P.Muthukumarasamy: Dandapani Desikar’s chosen disciple

Posted: July 10, 2019 in Uncategorized

Vamanan

One almost cannot believe that P.Muthukumarasamy is no more. While the English media all but ignored the  passing of this Tamil music exponent who was an inexhaustible repository of classical Tamil song, even the Tamil publications reported it only in fits and starts….as if by word of mouth!  Muthukumarasamy for sure was no media savvy singing star, nor was he a showman on the cutcheri platform though a few would critique his style as leaning more to evocativeness than classicism!  But the fact that a society which hypes up any Tamil cause has more or less turned a deaf ear to an unrivalled champion of Tamil song shows how hollow its slogans are!  

Muthukumarasamy was a musician and music guru with a difference. Totally unassuming in character, he was there for every student who cared to learn, and tried to musically educate students of differing calibre. He himself had  benefited from the economical fees that Annamalai University charged him for the Sangeetha Bhushanam course back in the 1950s, and when it came to teaching or performing, the thought of remuneration never crossed his mind!  Surely a different breed from musicians who weigh their songs in notes and dollars! 

In the case of Muthukumarasamy, you never knew which was sweeter, his musical song or affable temperament!  Mild mannered and amiable, but resolute  in his objective of learning more and more worthy Tamil songs,  he retained his musical voice all through and performed with elan even in his eighties!  In the past few decades, he had caught the public eye as a disciple of the golden-voiced, seminal Tamil Isai singer , M.M.Dandapani Desikar  , celebrating the latter’s musical oeuvre  through an annual  event.  He was a good writer too and published his reminiscences recalling hitherto unknown aspects of Desikar’s career. In recent years, Muthukumarasamy popularized Desikar’s  nine compositions on Madurai Meenakshi Amman.  He also brought out a quarterly music journal, ‘Isai Yedu’, containing rare essays of archival value.

Born in Yaazhpanam (Jaffna) to Rathinam Ammal and Paramasami , a gurukkal in the Kandasami temple at Nallur,  the seven-year-old Muthukumarasamy saw his  life  swing from plenty to poverty when his  father suddenly passed away. Though he had the support of the members of the extended family,    bereavements stalked him and his youthful years in Yaazhpanam were marked by perennial  struggle as well as the dawning of musical consciousness.

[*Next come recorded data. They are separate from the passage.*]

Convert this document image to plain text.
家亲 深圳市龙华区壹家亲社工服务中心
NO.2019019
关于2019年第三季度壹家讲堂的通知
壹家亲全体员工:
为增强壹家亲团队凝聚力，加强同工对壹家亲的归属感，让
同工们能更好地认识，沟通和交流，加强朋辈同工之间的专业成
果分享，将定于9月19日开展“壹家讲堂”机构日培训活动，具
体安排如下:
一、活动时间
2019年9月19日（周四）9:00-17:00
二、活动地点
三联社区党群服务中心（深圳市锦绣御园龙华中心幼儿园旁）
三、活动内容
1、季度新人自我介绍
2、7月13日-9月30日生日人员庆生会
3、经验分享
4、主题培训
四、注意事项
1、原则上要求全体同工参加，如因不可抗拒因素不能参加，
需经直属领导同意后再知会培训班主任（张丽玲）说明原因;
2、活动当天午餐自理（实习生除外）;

Under such circumstances, he arrived rather late at the age of 26 for his climacteric training in the Annamalai University, but the four years there were a golden period under musical heavyweights of every hue. However, it was the music and personality of the redoubtable Desikar  that fired his imagination. Muthukumarasamy would recall that an abiding master-disciple kinship started with a trenchant incident in class when Desikar harshly chided him for not being able to repeat a particularly difficult musical phrase.  The student was devastated but the teacher made up so generously to him that a strong relationship flowered between them.

Returning to the island nation, Muthukumarasamy made a successful career as a music teacher in schools and also performed regularly over radio. The ethnic strife in Sri Lanka forced him to shift to Chennai with his family in 1986. After all, he originally belonged to a family from Kanchipuram that had settled in Yazhpaanam.   The Chennai chapter of his life helped Muthukumarasamy make a splash during the December season of 2008, marking Dandapani Desikar’s centenary through thematic cutcheris in many sabhas. He also repaid his debt to his alma mater, Annamalai University, by teaching at the Rajah Annamalai Mandram’s music college in Chennai.  The impression he made at the Mandram can be gauged from the fact that H. Hariharasubramanian, his musical colleague at the college, celebrated his 80th birthday along with his students. The Mandram on its part, persisted with him as a teacher till he could make it to the college. After he retired from an active teaching career in 2017, Muthukumarasamy told me that he might teach Thevaram songs to children near the Kapaleeswarar temple. This  project never took off.

Carnatic music singer Sudha Raghunathan. who learnt some special Tamil songs from Muthukumarasamy, told me that the present generation could take Muthukumarasamy as a model for guru bhakti, as his reverence and gratitude to Dandapani Desikar was exemplary.  Muthukumarasamy’s willingness to share his knowledge also gained her respect. ‘’Whenever I wanted to learn a special Tamil song for any occasion, he would be there, come what may. I have never seen another musician as generous and as forthcoming in partaking his knowledge,’’ Sudha told me. Listening to her, one felt that though musical savants like Muthukumarasamy may not make a splash even after their passing, they will be the stuff of stories shared generation after generation.

(The writer is a historian of Tamil cinema and author).